起点は海上にある。紅海リスクによるスエズ運河の回避で喜望峰迂回が続き、ホルムズ海峡危機で中東最大のハブであるジュベル・アリの積み替え機能も大きく制約され、世界の主要港湾への圧力が高まっている。コンテナ船は本来、電車のダイヤのように等間隔で運航される前提で港の処理能力が組まれており、港に集中して到着すればさばききれない。
Sea-Intelligenceによると、26年5月の世界の定時運航率は64.7%と同年で最も高い水準になったが、遅延が発生した船の平均遅延は5.52日と5日を超えたままだ(遅延到着船のみの平均)。
船の到着がずれれば、まず通関予定がずれ、その先で待つドレージの配車枠が合わなくなる。さらに下流では、納品先の荷積み・荷下ろしスペース(バース)や荷下ろし作業(デバンニング)の予定が崩れ、倉庫の作業員、フォークリフト、荷さばきスペースがそろわなければ、貨物を受け入れられない。
ここに荷主企業と運送会社の防衛行動が重なる。到着日が読めなければ、荷主企業は安全在庫を積み増し、輸入を前倒しする。追加料金なしで港にコンテナを保管できるフリータイムを長く確保することもある。
運送会社も、限られた車両を有効に使うため、待機の長いターミナルを避け回転のよい案件を優先する。
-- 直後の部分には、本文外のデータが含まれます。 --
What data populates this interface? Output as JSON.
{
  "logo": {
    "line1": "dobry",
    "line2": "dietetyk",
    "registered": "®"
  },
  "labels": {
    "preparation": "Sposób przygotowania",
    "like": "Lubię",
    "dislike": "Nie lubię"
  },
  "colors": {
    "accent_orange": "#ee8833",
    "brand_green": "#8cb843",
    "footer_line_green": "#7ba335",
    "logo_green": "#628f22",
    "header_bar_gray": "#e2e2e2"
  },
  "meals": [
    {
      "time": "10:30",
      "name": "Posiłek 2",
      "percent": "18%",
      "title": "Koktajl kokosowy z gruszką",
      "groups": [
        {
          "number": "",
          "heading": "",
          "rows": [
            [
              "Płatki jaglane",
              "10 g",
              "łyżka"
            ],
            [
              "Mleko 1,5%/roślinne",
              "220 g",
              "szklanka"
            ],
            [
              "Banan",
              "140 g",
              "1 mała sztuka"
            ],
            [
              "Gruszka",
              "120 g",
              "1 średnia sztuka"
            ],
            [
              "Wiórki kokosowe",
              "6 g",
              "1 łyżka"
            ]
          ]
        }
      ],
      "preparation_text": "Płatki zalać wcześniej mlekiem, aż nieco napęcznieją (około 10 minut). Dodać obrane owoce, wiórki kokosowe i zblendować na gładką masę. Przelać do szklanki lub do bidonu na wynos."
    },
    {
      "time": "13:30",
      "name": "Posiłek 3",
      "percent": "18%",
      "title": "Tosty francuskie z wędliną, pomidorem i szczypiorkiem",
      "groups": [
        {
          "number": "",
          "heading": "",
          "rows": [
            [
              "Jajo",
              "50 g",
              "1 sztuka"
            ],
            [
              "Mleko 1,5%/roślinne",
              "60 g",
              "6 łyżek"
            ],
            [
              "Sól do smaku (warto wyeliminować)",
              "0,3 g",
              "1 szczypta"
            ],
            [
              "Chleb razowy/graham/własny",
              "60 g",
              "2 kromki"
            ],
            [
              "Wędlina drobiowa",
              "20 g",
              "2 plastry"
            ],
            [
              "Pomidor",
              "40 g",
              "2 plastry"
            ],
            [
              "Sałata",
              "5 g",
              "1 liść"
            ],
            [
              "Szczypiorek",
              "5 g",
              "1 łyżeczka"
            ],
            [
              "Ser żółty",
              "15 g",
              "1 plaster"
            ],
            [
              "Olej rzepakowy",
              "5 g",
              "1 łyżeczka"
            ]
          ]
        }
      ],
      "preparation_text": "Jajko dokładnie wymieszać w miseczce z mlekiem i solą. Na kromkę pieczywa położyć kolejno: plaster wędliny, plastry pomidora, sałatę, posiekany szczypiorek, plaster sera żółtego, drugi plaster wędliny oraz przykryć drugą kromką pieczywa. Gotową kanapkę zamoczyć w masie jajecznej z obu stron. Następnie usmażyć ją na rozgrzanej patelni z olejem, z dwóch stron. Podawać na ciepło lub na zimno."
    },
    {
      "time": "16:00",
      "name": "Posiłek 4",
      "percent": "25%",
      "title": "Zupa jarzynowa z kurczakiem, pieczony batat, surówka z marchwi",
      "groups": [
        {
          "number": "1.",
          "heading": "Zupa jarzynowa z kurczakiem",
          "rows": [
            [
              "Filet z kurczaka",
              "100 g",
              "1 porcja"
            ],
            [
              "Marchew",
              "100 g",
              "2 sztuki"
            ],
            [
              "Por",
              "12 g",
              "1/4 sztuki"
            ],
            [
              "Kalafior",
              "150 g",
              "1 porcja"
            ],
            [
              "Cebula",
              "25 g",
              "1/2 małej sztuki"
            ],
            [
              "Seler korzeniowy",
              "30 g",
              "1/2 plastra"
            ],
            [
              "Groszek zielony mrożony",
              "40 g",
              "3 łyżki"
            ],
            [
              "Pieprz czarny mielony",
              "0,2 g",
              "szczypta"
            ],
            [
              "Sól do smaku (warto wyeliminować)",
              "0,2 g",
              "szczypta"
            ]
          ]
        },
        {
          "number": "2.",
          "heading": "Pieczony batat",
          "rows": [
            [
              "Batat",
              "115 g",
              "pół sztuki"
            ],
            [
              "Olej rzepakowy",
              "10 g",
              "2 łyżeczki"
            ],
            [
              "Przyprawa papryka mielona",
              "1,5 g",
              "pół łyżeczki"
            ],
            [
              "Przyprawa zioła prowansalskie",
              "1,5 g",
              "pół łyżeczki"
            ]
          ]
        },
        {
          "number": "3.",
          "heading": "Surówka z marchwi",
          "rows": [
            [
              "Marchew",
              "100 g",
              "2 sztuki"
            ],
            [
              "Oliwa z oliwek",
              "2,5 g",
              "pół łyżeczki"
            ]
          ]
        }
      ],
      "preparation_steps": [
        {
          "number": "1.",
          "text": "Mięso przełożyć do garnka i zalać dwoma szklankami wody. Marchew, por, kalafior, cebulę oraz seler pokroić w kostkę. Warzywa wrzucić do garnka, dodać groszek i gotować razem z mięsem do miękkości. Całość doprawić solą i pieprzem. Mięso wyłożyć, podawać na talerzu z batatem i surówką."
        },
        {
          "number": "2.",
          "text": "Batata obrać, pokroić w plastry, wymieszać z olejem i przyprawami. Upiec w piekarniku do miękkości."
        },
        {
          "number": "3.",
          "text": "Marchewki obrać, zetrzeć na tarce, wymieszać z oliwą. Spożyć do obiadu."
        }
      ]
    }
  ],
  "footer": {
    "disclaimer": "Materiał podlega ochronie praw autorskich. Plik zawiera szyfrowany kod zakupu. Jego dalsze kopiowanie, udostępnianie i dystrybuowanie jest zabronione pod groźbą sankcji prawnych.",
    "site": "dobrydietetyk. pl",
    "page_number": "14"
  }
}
どちらも個社としては合理的である。だが、混雑は誰か一人の失敗ではなく全員の合理性の総和として生まれる。
こうして上流のずれと陸側の行動に挟まれ、コンテナは行き場を失って港のヤードに残る。こうした置いたままの保管が増えれば荷物の並び替えや整理といった作業が増え、荷役効率とトラックの回転率が下がり、ゲート前の列が延びる。長いフリータイムが主要因とは言えないが、受け入れ制約と重なれば滞留を長引かせる増幅要因になり得る。
港の待機とは、港だけで生まれる現象ではない。各工程で生じたずれと、それに備える一つひとつの合理的な行動が、結節点である港にしわ寄せとして現れたものである。
筆者が接する荷主や物流事業者からも、「最近では船が着き通関が終わりドレージを確保できても、倉庫作業員の不足で受け入れ体制がそろわず、その日にデバンニングできない」という声を聞くことが増えた。
上流が順調でも、下流工程が一つ欠ければ貨物は止まる。港は、複数工程のずれのしわ寄せが集まりやすい場所なのである。